Russia slams Amnesty International report on Syrian raid deaths as 'fake'

Russian ground staff members load a long-range bomber with weapons at the Hmeymim air base near Latakia, Syria.
Russian ground staff members load a long-range bomber with weapons at the Hmeymim air base near Latakia, Syria. PHOTO: REUTERS

MOSCOW(AFP) - Russia on Wednesday rejected allegations by rights group Amnesty International that Moscow's strikes in Syria have caused massive civilian casualties, saying its report was made up of "cliches and fakes".

"We examined this report," defence ministry spokesman Igor Konashenkov told a briefing. "Once again there was nothing concrete or new that was published, only cliches and fakes that we have already repeatedly exposed."

"Amnesty International is confidently arguing that there were no military targets or militants in the areas that were allegedly hit with Russian strikes, but they cannot know this and have no way of checking," said Konashenkov.

The London-based rights group on Wednesday issued a damning report which said that Russian raids have killed hundreds of civilians since start of the campaign on Sept 30, many in targeted strikes which could constitute war crimes.

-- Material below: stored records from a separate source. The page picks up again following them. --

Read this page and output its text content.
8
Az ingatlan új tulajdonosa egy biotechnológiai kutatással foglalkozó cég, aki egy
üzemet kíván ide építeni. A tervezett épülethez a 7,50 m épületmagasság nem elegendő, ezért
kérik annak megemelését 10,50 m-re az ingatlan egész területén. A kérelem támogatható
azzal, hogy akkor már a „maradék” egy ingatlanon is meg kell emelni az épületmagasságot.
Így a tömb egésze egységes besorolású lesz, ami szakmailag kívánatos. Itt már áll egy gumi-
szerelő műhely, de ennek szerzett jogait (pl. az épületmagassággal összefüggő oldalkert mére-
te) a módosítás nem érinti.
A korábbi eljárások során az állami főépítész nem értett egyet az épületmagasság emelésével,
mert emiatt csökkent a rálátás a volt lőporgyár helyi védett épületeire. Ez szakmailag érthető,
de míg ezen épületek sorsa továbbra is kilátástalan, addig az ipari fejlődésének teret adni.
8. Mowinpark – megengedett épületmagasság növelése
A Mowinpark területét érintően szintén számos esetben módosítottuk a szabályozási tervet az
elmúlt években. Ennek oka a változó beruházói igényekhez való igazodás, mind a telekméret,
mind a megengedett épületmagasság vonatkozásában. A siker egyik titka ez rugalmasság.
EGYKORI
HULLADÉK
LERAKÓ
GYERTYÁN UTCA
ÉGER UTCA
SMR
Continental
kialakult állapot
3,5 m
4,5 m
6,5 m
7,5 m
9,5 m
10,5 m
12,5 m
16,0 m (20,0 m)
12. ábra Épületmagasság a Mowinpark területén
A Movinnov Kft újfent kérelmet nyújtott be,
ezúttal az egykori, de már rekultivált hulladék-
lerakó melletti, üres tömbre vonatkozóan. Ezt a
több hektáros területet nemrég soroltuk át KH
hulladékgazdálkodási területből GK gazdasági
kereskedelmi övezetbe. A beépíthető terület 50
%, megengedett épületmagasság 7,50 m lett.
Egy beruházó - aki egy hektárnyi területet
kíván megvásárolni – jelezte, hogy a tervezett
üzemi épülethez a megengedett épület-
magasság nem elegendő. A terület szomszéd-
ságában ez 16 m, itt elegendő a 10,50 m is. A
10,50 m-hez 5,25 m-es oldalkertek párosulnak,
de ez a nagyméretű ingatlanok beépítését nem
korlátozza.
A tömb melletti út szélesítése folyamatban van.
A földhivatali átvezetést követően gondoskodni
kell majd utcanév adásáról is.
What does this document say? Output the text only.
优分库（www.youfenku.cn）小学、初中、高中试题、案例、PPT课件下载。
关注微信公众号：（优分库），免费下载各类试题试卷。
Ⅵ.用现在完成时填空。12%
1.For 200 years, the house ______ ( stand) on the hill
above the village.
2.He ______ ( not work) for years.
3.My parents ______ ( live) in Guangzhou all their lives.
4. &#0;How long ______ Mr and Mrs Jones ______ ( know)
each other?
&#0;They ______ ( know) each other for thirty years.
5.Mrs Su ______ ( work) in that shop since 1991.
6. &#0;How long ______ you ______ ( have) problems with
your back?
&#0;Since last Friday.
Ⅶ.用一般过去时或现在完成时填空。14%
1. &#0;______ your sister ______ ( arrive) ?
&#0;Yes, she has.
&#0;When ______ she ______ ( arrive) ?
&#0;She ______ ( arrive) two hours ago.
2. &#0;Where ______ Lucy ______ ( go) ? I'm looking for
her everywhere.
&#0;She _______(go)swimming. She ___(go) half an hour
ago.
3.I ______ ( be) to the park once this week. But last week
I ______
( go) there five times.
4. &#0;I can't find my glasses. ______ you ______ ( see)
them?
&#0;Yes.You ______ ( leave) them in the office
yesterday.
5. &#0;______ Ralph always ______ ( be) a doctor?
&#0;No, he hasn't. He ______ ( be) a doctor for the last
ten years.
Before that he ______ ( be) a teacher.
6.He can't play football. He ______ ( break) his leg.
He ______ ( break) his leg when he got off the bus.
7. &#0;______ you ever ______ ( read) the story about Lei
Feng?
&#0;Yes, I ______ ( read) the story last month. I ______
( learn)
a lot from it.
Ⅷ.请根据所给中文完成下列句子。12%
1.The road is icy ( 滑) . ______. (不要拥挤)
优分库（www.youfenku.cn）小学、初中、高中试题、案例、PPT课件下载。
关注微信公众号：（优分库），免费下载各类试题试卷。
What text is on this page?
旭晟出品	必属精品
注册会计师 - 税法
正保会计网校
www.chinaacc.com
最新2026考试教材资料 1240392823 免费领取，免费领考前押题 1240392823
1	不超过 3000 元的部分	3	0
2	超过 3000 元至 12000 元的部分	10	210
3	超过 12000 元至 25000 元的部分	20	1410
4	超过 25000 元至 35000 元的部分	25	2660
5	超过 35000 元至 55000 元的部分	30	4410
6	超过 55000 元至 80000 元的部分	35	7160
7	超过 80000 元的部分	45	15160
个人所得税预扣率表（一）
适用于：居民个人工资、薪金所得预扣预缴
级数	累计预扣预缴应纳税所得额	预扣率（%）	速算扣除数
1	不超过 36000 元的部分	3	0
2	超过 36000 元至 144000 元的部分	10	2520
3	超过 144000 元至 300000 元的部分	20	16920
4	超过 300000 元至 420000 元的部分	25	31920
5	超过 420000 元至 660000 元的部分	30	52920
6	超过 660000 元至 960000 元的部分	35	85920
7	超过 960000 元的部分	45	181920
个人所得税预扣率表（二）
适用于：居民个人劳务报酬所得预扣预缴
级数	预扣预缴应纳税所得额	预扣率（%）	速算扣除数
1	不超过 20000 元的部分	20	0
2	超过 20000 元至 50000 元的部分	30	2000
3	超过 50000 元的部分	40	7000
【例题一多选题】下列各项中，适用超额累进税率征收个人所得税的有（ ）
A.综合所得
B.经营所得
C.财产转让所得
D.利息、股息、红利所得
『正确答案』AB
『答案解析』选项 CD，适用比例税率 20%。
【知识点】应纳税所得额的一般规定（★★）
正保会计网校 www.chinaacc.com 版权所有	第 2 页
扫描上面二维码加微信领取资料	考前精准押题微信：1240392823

It said there was evidence suggesting Russia uses internationally-banned cluster bombs in its strikes while Russian authorities may have covered up civilian damage to a mosque and a hospital.

Konashenkov said the report raised empty allegations "without any sort of proof" and relied on the wrong sources.

"Even in the preface of the report it says that all the listed facts have been researched long-distance, with information received from telephone questioning of local so-called rights activists," he said.

He said the report says Russian strikes targeted a hospital "while saying that witnesses did not see or hear a plane".

Russia has been flying near daily raids to bomb targets in Syria at the request of President Bashar al-Assad.

Moscow insists that it is bombing ISIS (Islamic State in Iraq and Syria) extremists but Western countries, including the United States which leads a parallel coalition against the Islamic State group have accused Russia of targeting moderate opposition groups and propping Assad's regime.